Pat King, a far-right personality who has become an unofficial leadership figure at the protest, in a Friday livestream issued his own warning about the weekend.
He told supporters he is expecting “another million people” and more trucks to arrive and said there would be a fireworks display.
He accused Ottawa police of encouraging a counter-protest with dangerous elements of antifa (anti-fascist activists) who will try to spark violence.
“You’re putting a lot of peaceful protesters at risk,” King said. “It’s your duty to protect the public,” he said of police.
Police officers stand in front of trucks as truckers and supporters continue to protest COVID-19 restrictions in Ottawa, February 4, 2022. PHOTO BY PATRICK DOYLE/REUTERS
In another broadcast Friday, he cast the occupation in war terms, saying soldiers had fought for the rights of Canadians in the past, adding: “You haven’t had to fight for your rights, until now.”

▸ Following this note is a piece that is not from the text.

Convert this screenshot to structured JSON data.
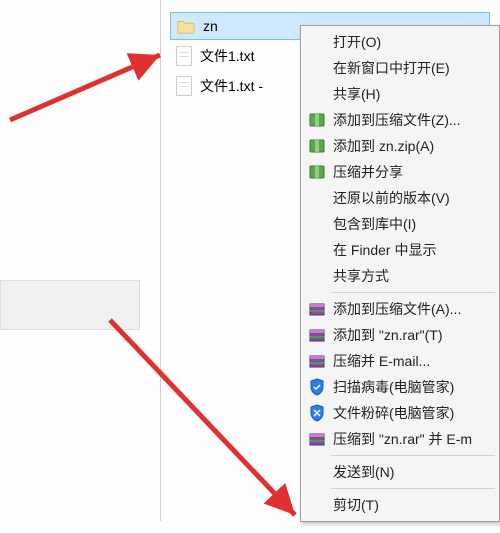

The official organizers of the Freedom Convoy 2022 protest have said that King, who in the past once said bullets were the only avenue for change, is “not directly involved in leadership.”

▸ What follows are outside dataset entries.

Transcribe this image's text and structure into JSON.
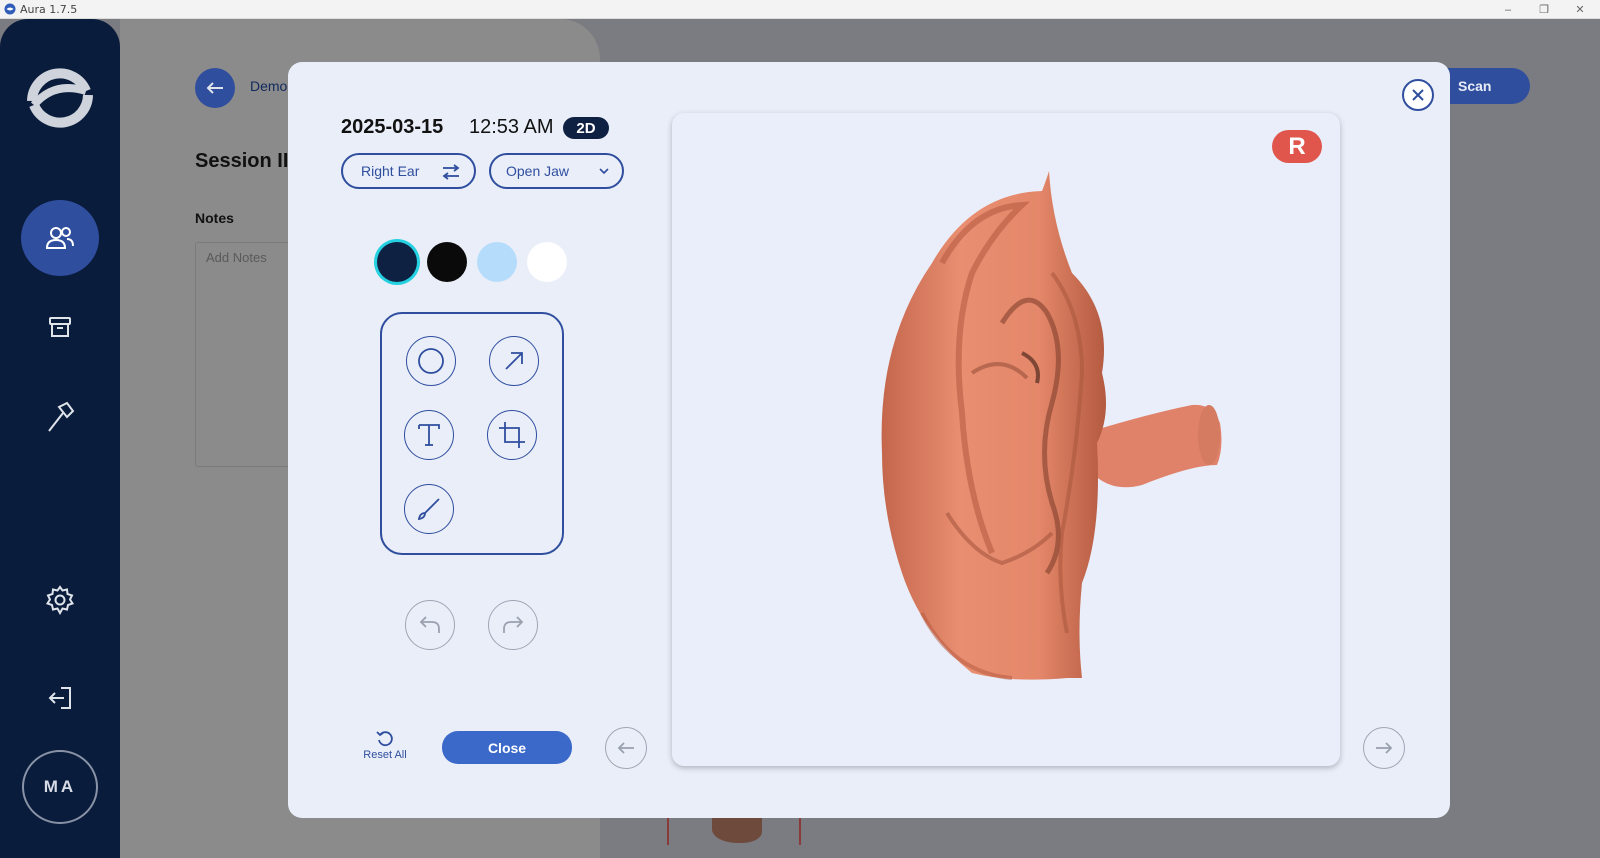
{
  "window": {
    "title": "Aura 1.7.5"
  },
  "sidebar": {
    "items": [
      {
        "name": "patients",
        "icon": "users-icon",
        "active": true
      },
      {
        "name": "archive",
        "icon": "archive-icon",
        "active": false
      },
      {
        "name": "tools",
        "icon": "hammer-icon",
        "active": false
      },
      {
        "name": "settings",
        "icon": "gear-icon",
        "active": false
      },
      {
        "name": "logout",
        "icon": "logout-icon",
        "active": false
      }
    ],
    "avatar_initials": "MA"
  },
  "background": {
    "breadcrumb": "Demo",
    "section_title": "Session II",
    "notes_label": "Notes",
    "notes_placeholder": "Add Notes",
    "scan_button": "Scan"
  },
  "modal": {
    "date": "2025-03-15",
    "time": "12:53 AM",
    "mode_badge": "2D",
    "side_selector": "Right Ear",
    "jaw_selector": "Open Jaw",
    "colors": [
      "#0f2142",
      "#0a0a0a",
      "#b5dcfb",
      "#ffffff"
    ],
    "selected_color_index": 0,
    "tools": [
      {
        "name": "circle-tool",
        "icon": "circle-icon"
      },
      {
        "name": "arrow-tool",
        "icon": "arrow-up-right-icon"
      },
      {
        "name": "text-tool",
        "icon": "text-icon"
      },
      {
        "name": "crop-tool",
        "icon": "crop-icon"
      },
      {
        "name": "brush-tool",
        "icon": "brush-icon"
      }
    ],
    "reset_label": "Reset All",
    "close_label": "Close",
    "side_badge": "R"
  },
  "colors": {
    "sidebar_bg": "#0a1c3c",
    "accent": "#2f4e9e",
    "primary_button": "#3b69c9",
    "side_badge": "#e0554c",
    "ear_model": "#e4876a"
  }
}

The official leadership, led by Tamara Lich, have shored up their own preparation as occupiers of the streets. She is the woman behind the wildly successful donation campaign that raised more than $10 million before the host site, GoFundMe, placed it on pause.
On Friday, GoFundMe announced it will refund the donations.

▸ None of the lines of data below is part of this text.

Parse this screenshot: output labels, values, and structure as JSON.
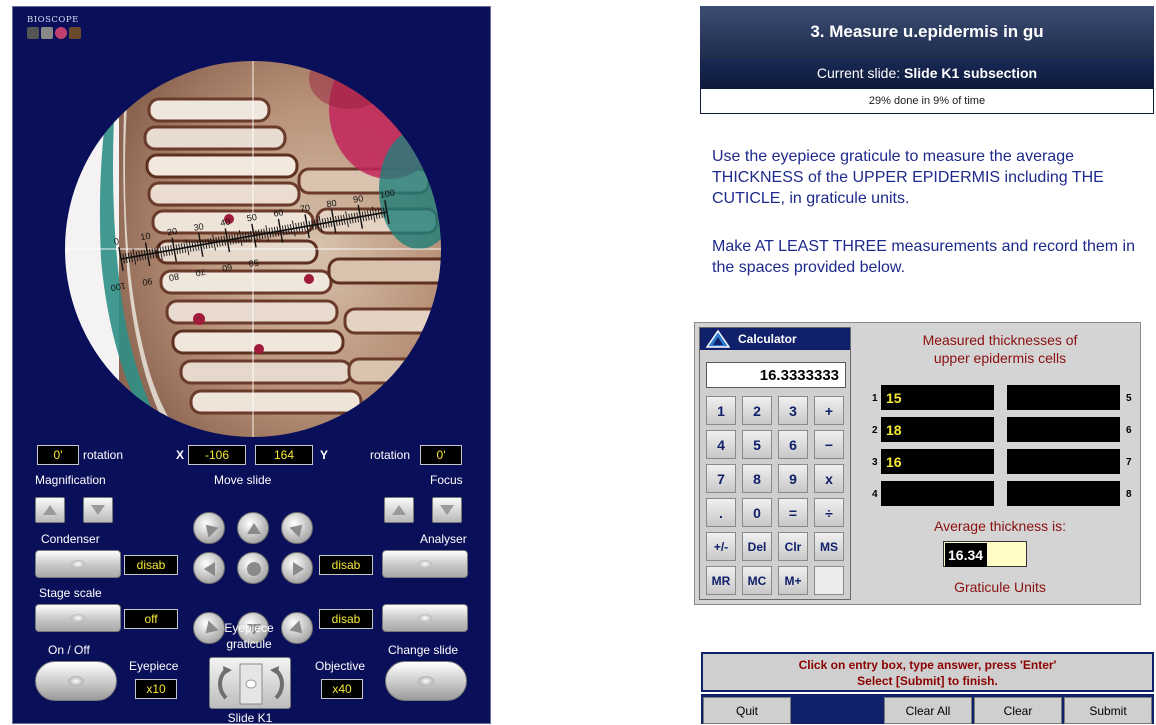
{
  "logo": {
    "text": "BIOSCOPE"
  },
  "scope": {
    "rotation_left": "0'",
    "rotation_label": "rotation",
    "x_label": "X",
    "x_value": "-106",
    "y_value": "164",
    "y_label": "Y",
    "rotation_right": "0'",
    "magnification_label": "Magnification",
    "move_slide_label": "Move slide",
    "focus_label": "Focus",
    "condenser_label": "Condenser",
    "condenser_state": "disab",
    "analyser_label": "Analyser",
    "analyser_state": "disab",
    "stage_scale_label": "Stage scale",
    "stage_scale_state": "off",
    "right_toggle_state": "disab",
    "on_off_label": "On / Off",
    "eyepiece_graticule_label_1": "Eyepiece",
    "eyepiece_graticule_label_2": "graticule",
    "change_slide_label": "Change slide",
    "eyepiece_label": "Eyepiece",
    "eyepiece_value": "x10",
    "objective_label": "Objective",
    "objective_value": "x40",
    "slide_name": "Slide K1",
    "graticule_upper_ticks": [
      "0",
      "10",
      "20",
      "30",
      "40",
      "50",
      "60",
      "70",
      "80",
      "90",
      "100"
    ],
    "graticule_lower_ticks": [
      "100",
      "90",
      "80",
      "70",
      "60",
      "50"
    ]
  },
  "task": {
    "title": "3. Measure u.epidermis in gu",
    "current_slide_prefix": "Current slide: ",
    "current_slide_name": "Slide K1 subsection",
    "progress": "29% done in 9% of time",
    "instruction_1": "Use the eyepiece graticule to measure the average THICKNESS of the UPPER EPIDERMIS including THE CUTICLE, in graticule units.",
    "instruction_2": "Make AT LEAST THREE measurements and record them in the spaces provided below."
  },
  "calculator": {
    "title": "Calculator",
    "display": "16.3333333",
    "keys": [
      "1",
      "2",
      "3",
      "+",
      "4",
      "5",
      "6",
      "−",
      "7",
      "8",
      "9",
      "x",
      ".",
      "0",
      "=",
      "÷",
      "+/-",
      "Del",
      "Clr",
      "MS",
      "MR",
      "MC",
      "M+",
      ""
    ]
  },
  "measurements": {
    "title_line1": "Measured thicknesses of",
    "title_line2": "upper epidermis cells",
    "values": [
      "15",
      "18",
      "16",
      "",
      "",
      "",
      "",
      ""
    ],
    "labels": [
      "1",
      "2",
      "3",
      "4",
      "5",
      "6",
      "7",
      "8"
    ],
    "average_label": "Average thickness is:",
    "average_value": "16.34",
    "units": "Graticule Units"
  },
  "footer": {
    "hint_line1": "Click on entry box, type answer, press 'Enter'",
    "hint_line2": "Select [Submit] to finish.",
    "quit": "Quit",
    "clear_all": "Clear All",
    "clear": "Clear",
    "submit": "Submit"
  },
  "colors": {
    "panel_bg": "#0a0f5a",
    "lcd_text": "#f5e936",
    "instruction_text": "#1e2a8c",
    "heading_red": "#8b1010"
  }
}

“We now have evidence from law enforcement that the previously peaceful demonstration has become an occupation, with police reports of violence and other unlawful activity,” GoFundMe said in a statement.
Until recently, Danny Bulford was a corporal with the RCMP. He said he resigned because of the force’s requirement for members to be vaccinated. On Thursday, Freedom Convoy 2022 organizers introduced Bulford as their security consultant.
In anti-vaccine mandate speeches beforehand, Bulford said he was a Mountie for about 15 years, with the last eight of them working on the personal protection detail for Trudeau. When he says his past job in speeches, it provokes laughter from his audience and a wry smile from him.
“The irony is not lost on me — and probably not lost on him either,” Bulford said at a speech in November.
The RCMP confirmed Bulford left the force as a corporal with “his last substantive” position being with the Emergency Response Team at the National Division stationed in Ottawa.
Lawyers with the Calgary-based Justice Centre for Constitutional Freedoms also arrived to help. Keith Wilson said he and a team of other lawyers were on the ground to provide “whatever legal needs they might have.”
Wilson has not tamped down protest rhetoric.
On Friday evening he released a video statement from a hotel room in Ottawa that had the look and feel of a hostage video.
In it, he asked people to get his message out to the world that “we are being censored.” Wilson attacked Ottawa Police Chief Peter Sloly’s announcement of planned enhanced enforcement against protesters.
The chief, Wilson said, “essentially announced an assault on the protesters,” with “measures that we normally see instituted by oppressive regimes around the world.”